The guidelines supporting good data management drawn up by the Applying FAIR principles working group established by the research data expert panel have been published! The guidelines Improve the quality and impact of your research through data management – A guide for making your data FAIR address researchers and guides them to follow the FAIR principles throughout the research process. Taking the FAIR principles into account supports the repeatability of the research and the verification of the results afterwards. The guidelines also explain some key basic concepts of research data management.

The focus of the guidelines is on the reuse possibilities, quality and value of the data that can be evaluated from different perspectives. The guidelines offer perspectives for evaluating quality and value and guides the researcher to examine the data lifecycle from the point of view of reuse. How is the data described so that it is reusable? How are the special features of the data, such as dynamism or sensitivity, taken into account in the description and publication? How is the material compiled for publication? What kind of data is valuable?

Research data is data that is generated and/or utilised in research. The data lifecycle covers all the stages digital data, from creation to long-term storage or destruction. Managing digital materials requires planning and know-how, because weakly managed data can become corrupted, messed up or lost.

Data management starts as early as the research planning phase, and the implementation of the FAIR principles is carried out throughout the entire research process. The researcher must plan the entire data lifecycle and take into account the technical specifications related to the data and matters related to rights. Responsible research also includes the openness of the process, i.e., opening what has been done to the data and how the end result has been reached.

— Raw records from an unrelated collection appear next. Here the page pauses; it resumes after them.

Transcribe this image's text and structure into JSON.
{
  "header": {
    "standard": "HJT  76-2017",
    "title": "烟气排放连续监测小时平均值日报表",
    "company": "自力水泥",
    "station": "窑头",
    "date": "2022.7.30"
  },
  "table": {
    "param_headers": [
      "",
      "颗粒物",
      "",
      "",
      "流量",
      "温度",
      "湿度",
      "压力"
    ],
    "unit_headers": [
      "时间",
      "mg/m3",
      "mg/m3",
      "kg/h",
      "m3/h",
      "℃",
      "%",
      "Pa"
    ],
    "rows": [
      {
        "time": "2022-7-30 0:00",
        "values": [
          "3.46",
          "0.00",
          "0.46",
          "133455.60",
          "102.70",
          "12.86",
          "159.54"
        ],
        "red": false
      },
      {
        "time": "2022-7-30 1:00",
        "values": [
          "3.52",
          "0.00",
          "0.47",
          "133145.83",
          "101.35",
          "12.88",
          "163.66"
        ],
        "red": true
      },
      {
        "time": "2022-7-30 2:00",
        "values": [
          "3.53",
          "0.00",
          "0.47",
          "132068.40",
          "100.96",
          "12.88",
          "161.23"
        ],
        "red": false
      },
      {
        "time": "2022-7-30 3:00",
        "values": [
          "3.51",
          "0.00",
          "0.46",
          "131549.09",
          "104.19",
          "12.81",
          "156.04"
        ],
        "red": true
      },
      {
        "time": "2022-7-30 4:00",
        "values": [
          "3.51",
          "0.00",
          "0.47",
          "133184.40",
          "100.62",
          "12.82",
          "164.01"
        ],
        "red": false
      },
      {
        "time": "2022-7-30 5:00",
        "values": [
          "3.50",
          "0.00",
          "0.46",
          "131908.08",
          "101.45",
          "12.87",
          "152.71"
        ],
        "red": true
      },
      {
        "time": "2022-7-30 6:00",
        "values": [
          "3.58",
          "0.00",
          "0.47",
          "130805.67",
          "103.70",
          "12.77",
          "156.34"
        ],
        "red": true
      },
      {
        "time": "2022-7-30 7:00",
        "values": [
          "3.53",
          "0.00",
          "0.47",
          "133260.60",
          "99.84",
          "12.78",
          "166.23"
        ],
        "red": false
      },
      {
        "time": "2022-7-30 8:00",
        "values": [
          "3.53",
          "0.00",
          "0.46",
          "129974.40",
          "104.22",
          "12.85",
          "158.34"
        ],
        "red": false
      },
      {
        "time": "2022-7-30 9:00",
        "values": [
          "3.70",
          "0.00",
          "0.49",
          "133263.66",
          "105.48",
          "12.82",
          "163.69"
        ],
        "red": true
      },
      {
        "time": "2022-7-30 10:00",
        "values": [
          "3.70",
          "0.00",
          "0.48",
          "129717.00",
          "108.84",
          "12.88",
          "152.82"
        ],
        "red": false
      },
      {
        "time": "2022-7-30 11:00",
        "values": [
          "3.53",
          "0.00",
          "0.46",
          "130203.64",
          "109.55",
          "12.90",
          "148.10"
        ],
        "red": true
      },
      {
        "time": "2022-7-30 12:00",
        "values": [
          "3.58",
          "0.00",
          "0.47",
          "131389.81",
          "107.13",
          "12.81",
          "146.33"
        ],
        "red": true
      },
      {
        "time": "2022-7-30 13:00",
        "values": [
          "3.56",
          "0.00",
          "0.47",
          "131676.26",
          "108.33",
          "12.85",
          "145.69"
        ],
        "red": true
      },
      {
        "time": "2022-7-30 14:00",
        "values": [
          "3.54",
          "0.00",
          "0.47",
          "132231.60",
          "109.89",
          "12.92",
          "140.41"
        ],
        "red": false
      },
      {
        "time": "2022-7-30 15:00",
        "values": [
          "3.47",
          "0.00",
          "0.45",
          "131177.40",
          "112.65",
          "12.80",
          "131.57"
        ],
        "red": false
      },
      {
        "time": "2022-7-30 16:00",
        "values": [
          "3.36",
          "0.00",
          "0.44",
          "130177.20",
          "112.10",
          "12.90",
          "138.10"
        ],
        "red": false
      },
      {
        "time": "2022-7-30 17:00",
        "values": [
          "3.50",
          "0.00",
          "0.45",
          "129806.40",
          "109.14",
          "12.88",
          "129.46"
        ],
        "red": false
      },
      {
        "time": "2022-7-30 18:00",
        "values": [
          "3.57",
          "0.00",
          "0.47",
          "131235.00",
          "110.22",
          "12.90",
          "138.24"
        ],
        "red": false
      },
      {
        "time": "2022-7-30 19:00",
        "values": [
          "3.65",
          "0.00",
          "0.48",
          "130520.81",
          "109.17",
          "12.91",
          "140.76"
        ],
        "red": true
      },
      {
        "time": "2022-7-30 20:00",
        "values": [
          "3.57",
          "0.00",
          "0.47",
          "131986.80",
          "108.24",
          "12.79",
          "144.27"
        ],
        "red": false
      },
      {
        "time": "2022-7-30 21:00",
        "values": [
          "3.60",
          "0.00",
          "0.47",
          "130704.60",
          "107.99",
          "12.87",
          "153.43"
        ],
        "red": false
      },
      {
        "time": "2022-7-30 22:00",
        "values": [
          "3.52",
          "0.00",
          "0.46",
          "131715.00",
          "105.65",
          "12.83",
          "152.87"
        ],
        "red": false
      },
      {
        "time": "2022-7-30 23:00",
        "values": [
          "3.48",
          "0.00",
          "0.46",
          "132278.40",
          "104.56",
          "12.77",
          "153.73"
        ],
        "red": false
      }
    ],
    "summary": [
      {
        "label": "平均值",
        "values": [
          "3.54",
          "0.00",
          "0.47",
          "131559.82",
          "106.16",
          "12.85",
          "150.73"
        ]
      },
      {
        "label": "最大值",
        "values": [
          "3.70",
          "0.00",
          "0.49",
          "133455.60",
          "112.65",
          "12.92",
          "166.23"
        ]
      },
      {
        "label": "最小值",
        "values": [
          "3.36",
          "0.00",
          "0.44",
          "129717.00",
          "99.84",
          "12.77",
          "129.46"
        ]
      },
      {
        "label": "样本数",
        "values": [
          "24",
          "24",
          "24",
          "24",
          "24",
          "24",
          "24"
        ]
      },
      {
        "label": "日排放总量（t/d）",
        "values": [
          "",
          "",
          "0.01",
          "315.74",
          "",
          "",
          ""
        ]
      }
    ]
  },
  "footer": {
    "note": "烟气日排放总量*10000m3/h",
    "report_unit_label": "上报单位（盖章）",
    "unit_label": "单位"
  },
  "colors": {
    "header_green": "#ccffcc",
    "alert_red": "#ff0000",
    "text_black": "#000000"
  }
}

The FAIR principles rely on good data management

The FAIR principles, which stand for Findable, Accessible, Interoperable and Reusable, are goals that promote good data management and the quality and impact of research. Many funders and organizations also require compliance with these principles. The principles can be applied to forms of data, both quantitative and qualitative, and their goal is machine readability and interoperability of data. The same principles also apply to metadata, which describes data and makes it discoverable.

FAIR data is both human-understandable and machine-processable. Well-structured data can be combined with other data in the same format or searched. The researcher should think about how another researcher could repeat the work done. It is also important to ensure that data and methods are understandable and usable to others. Research funders and scientific publishers may also require data management and compliance with the FAIR principles.

Improve the quality and impact of your research through data management - A guide for making your data FAIR can also be applied to the needs of your own organization, and it can be used freely to support research activities. The guidelines are available in Finnish, Swedish and English on Zenodo.